Core Concepts
SGHateCheck is a novel framework designed to comprehensively evaluate hate speech detection models for the linguistic and cultural context of Singapore and Southeast Asia, exposing critical flaws in state-of-the-art models and highlighting the need for more effective tools in diverse linguistic environments.
Abstract
The paper introduces SGHateCheck, a framework for evaluating hate speech (HS) detection models in the linguistic and cultural context of Singapore and Southeast Asia. It extends the functional testing approach of HateCheck and Multilingual HateCheck (MHC) by employing large language models for translation and paraphrasing into Singapore's main languages (English, Mandarin, Tamil, and Malay), and refining these with native annotators.
SGHateCheck comprises over 21,000 test cases across the four languages, with 11,373 annotated cases. It evaluates models on various functionalities, including:
Distinct expressions of hate (derogatory remarks, threats, slurs, profanity)
Contrastive non-hate content (profanity, negation, references to protected groups without malice)
Counter-speech scenarios
Targeting of non-protected entities
The authors benchmark several state-of-the-art open-source language models (mBERT, LLaMA2, Mistral, SEA-LION, SeaLLM) fine-tuned on existing hate speech datasets. The results reveal critical limitations:
Weaker models predominantly misclassify test cases as non-hateful.
Multilingual dataset fine-tuning provides modest performance gains.
Compared to MHC and HateCheck, the models underperform on selected SGHateCheck functionalities, even in languages like English and Mandarin.
These shortcomings could have severe implications for content moderation, risking harm by inadequately protecting users against hate speech or unnecessarily limiting free expression.

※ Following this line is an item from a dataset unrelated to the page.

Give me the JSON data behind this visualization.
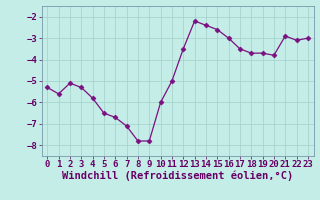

By exposing these flaws, SGHateCheck aims to drive the development of more robust hate speech detection models, particularly for the Singapore and Southeast Asian context.
Stats
"To address the limitations of current hate speech detection models, we introduce SGHateCheck, a novel framework designed for the linguistic and cultural context of Singapore and Southeast Asia."
"SGHateCheck comprises 28 functional tests for Singlish, 26 for Mandarin, and 21 each for Malay and Tamil."
"In total, across four languages, SGHateCheck comprises 21,152 test cases, with 15,052 classified as hateful and 6,100 as non-hateful."
Quotes
"SGHateCheck reveals critical flaws in state-of-the-art models, highlighting their inadequacy in sensitive content moderation."
"Such shortcomings could have severe implications if these LLMs were deployed for content moderation, risking harm by inadequately protecting users against HS or unnecessarily limiting free expression."